After years of repression under Communist rule, the Orthodox Church is back at the heart of Russian politics.
“The enemies of Holy Russia are everywhere,” says Ivan Ostrakovsky, the leader of a group of Russian Orthodox vigilantes who have taken to patrolling the streets of nighttime Moscow, dressed in all-black clothing emblazoned with skulls and crosses. “We must protect holy places from liberals and their satanic ideology,” he tells me. “The police can’t cope with the attacks … crosses have been chopped down, there’s been graffiti on church walls.”

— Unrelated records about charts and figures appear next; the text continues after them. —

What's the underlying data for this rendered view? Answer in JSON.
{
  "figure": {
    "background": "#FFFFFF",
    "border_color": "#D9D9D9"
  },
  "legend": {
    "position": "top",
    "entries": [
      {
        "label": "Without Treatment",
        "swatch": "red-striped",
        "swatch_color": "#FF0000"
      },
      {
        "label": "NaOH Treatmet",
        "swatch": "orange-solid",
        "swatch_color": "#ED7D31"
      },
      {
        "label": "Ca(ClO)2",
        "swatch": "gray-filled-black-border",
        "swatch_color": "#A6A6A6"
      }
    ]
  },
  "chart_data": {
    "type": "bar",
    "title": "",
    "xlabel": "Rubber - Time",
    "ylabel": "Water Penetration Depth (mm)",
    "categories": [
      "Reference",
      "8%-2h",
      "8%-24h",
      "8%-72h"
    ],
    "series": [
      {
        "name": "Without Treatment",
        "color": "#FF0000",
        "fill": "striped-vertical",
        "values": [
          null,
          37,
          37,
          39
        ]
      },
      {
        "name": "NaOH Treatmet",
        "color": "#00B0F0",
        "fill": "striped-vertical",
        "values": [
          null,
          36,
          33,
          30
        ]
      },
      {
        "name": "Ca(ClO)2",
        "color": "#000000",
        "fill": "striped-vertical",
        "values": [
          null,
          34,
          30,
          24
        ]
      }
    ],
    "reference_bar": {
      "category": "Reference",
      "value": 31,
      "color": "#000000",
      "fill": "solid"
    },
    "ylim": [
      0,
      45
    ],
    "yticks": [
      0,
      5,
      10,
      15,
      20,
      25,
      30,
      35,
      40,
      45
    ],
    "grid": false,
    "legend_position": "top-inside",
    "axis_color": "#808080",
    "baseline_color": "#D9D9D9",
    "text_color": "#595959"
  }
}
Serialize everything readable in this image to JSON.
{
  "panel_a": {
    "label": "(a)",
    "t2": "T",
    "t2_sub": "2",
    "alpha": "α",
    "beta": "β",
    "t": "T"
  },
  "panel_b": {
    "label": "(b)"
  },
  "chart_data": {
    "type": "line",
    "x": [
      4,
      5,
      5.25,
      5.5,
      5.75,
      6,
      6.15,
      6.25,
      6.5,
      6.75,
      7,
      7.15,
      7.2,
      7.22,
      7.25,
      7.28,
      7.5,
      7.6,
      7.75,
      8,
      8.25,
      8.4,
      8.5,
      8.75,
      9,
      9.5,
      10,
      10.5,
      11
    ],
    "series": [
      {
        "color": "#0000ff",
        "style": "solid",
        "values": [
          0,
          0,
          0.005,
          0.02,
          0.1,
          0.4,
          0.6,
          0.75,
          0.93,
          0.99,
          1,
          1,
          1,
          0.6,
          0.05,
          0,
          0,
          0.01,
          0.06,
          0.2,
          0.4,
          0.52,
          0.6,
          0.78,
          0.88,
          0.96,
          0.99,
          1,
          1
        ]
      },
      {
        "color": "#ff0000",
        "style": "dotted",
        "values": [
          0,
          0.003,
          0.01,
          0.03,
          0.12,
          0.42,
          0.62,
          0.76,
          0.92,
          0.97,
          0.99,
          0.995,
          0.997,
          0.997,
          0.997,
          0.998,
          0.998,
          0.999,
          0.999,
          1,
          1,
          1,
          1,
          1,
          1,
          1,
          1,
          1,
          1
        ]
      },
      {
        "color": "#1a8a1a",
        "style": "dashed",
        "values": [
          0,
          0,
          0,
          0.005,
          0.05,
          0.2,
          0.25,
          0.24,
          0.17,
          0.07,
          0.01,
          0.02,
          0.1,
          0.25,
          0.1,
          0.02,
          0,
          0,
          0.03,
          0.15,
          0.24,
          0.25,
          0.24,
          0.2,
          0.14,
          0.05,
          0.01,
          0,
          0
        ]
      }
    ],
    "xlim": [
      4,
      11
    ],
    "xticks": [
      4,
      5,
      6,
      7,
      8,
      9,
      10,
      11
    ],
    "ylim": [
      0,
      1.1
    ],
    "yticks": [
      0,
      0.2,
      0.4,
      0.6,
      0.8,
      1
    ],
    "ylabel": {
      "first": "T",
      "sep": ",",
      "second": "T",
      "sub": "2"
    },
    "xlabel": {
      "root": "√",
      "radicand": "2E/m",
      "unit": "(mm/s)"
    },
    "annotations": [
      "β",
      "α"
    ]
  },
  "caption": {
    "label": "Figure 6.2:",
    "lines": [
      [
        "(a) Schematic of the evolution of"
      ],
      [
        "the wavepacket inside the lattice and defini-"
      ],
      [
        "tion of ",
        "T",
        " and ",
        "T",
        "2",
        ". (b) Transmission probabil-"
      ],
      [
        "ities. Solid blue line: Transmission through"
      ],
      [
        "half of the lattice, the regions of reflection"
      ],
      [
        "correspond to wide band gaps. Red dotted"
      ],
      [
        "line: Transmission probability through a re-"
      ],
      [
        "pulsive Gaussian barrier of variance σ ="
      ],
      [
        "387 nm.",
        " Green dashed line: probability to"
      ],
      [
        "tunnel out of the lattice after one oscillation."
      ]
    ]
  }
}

There is something of Robert De Niro’s Travis Bickle in Ostrakovsky’s fervor. Like the disgruntled main character of Scorsese’s epic film Taxi Driver, the vigilante sees himself in a fight against cultural degradation. “When I came back from serving in the Chechen War, I found my country full of dirt,” he says. “Prostitution, drugs, Satanists. But now, religion is on the rise.”
A few years ago, Ostrakovsky and his vigilantes seemed like marginal curiosities in Russia, burning copies of the Harry Potter books in protest of “witchcraft.” But as Vladimir Putin’s third presidential term comes into focus, the cross-wearing thugs are now right in line with the ideology emanating from the Kremlin—and from the Russian Orthodox hierarchy. After near extermination under Communist rule, the church and religion are back at the heart of the country’s politics. And they have been critical in helping Putin recast the liberal opposition’s fight against state corruption and alleged electoral fraud into a script of “foreign devils” versus “Holy Russia.”